The facts, delineated in The National Law Review's April 1, 2019 article "Extortion vs. Settlement Negotiations" read like a John Grisham novel.
"In a federal court complaint filed in the Southern District of New York, the government accuses Avenatti of extortion by threatening to publicly release, through a press conference and otherwise, damaging information about the misconduct of Nike employees unless Nike made multimillion-dollar payments to Avenatti and a significant payment to his client.
According to the complaint, he demanded that the monies be paid quickly, and announced a press conference on his Twitter feed at which time he would expose Nike. Among even more colorful and profane language, according to the complaint, Avenatti allegedly stated, 'I'll go and I'll go take 10 billion dollars off your client's market cap... I'm not [bleeping] around.'"
One of the alleged extortion methods was an unsolicited offer that Avenatti and an unnamed co-conspirator would conduct an "internal investigation" for which Avenatti and his co-conspirator would be paid $15 to 25 million. If the demands were met, he promised confidentiality and that his client would 'ride off into the sunset.' Federal prosecutors called this conduct "an old-fashioned shakedown."
"An old-fashioned shakedown" - those are interesting words.
"Massive digital misinformation is becoming pervasive in online social media to the extent that it has been listed by the World Economic Forum (WEF) as one of the main threats to our society."
While Avenatti's alleged extortion is headline worthy, businesses and professionals throughout the United States regularly face shakedown tactics that might border on blackmail. They may not be threatened with losing billions in market caps, but they are threatened with economic loss.
So, how does media blackmail work? An interesting blog post titled "This is Social Media Blackmail" makes some interesting points. The blog distills the threat to its essence: "Give me what I want, or I'll give you a bad review or write a negative blog post about you." The essential threat is that if the concessions or special treatment are not accorded, the threat maker will lash out via social networks.
Businesses and professionals have a variety of ways to respond to bully efforts against them. Author Adam Toporek observes:
"Two good options here ... 1) ignore it, simply don't respond to the threat and stay focused on problem solving or 2) address the threat in a way that you can turn for the positive."
Some experts advise that if "the complaint is vile, do not lower yourself to the same level and use name calling and a derisive tone. If necessary, just agree to disagree." We are all human beings; we are fallible. At times criticism is well deserved and other times not.

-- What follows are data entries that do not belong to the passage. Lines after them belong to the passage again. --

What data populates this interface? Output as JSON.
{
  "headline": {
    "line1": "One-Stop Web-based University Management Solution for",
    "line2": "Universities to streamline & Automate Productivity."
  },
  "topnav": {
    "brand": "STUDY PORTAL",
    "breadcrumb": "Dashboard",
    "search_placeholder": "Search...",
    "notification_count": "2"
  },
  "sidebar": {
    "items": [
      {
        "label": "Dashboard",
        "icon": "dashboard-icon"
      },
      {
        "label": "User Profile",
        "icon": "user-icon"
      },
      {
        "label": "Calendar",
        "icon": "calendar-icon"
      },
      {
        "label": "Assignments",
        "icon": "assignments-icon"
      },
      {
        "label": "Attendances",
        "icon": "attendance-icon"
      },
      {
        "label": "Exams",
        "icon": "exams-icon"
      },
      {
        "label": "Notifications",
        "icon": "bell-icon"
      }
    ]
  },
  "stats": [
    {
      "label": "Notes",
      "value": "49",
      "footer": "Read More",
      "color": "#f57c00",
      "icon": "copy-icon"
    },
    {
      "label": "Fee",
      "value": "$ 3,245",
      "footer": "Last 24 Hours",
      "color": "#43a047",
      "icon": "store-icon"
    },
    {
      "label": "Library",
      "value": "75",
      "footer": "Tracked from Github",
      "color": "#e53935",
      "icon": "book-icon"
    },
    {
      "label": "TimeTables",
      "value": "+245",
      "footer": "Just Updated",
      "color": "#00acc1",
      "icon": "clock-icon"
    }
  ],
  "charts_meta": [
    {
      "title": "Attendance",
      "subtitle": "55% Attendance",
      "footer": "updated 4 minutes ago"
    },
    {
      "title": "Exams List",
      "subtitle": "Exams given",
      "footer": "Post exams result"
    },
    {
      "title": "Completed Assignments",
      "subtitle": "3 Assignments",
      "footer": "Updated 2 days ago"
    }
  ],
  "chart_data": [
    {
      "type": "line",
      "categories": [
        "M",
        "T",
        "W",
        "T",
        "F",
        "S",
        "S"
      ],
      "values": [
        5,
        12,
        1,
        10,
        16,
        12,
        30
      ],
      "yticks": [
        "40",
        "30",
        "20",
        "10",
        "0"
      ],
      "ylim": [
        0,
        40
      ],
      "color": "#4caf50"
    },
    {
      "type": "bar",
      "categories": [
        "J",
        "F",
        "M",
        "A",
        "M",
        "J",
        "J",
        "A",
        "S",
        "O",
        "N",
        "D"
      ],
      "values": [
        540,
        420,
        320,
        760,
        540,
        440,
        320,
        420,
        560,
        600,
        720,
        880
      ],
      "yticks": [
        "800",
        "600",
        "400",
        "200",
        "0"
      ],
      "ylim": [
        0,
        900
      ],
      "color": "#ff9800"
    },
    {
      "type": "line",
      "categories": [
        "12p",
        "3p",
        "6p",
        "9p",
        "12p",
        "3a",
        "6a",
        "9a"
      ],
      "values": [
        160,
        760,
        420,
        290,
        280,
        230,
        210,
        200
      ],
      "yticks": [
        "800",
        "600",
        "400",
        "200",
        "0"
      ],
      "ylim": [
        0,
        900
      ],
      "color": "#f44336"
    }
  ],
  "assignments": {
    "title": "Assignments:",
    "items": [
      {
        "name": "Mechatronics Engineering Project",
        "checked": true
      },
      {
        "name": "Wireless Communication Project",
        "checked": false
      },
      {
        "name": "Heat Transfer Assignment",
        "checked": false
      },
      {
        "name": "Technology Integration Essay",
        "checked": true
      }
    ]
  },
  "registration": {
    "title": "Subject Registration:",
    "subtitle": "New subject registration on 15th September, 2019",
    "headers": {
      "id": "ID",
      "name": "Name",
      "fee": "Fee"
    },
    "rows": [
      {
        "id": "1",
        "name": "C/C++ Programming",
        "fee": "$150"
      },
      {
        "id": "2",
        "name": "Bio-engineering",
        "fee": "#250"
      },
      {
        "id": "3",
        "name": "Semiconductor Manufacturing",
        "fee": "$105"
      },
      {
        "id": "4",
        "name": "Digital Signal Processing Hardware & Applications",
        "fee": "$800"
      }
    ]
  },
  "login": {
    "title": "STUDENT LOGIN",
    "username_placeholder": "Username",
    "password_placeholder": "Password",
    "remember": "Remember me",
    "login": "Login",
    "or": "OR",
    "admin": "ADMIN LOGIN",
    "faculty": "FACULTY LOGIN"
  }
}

Poet John Lydgate, sums it up well:
"You can please some of the people all of the time, you can please all of the people some of the time, but you can't please all of the people all of the time."
Social media is ubiquitous, as is the reality that you can't please all of the people all of the time. Some of the people who aren't pleased will use scathing reviews attached to every available public forum to express their displeasure. For those of us who regularly access social media reviews, it is important that our judgment not be suspended. Such reviews might be like political campaigns - full of charges and counter-charges.
In the end, whether the reviews be positive or negative, discernment is essential. Discernment "is the ability to judge well." In the words of Proverbs 18:15,
"The heart of the discerning acquires knowledge, for the ears of the wise seek it out."
Social media is getting a lot of attention these days. Part of this attention is Pope Francis' foray into its benefits and burdens. His comments are a worthy close to this commentary.
"All people of goodwill see great potential in social media when the 'net' and 'networks' bring people together, help them share useful information and educate one another..."
But, the pope wrote, people's "social web identity is too often based on opposition to the other, the person outside the group: We define ourselves starting with what divides us rather than with what unites us, giving rise to suspicion and to the venting of every kind of prejudice -- ethnic, sexual, religious and other."
That's good advice - social media at its best is the sharing of useful information to educate one another. At its worst it is "the venting of every kind of prejudice ..."
Those of us active in social media should hope for the wisdom to know the difference.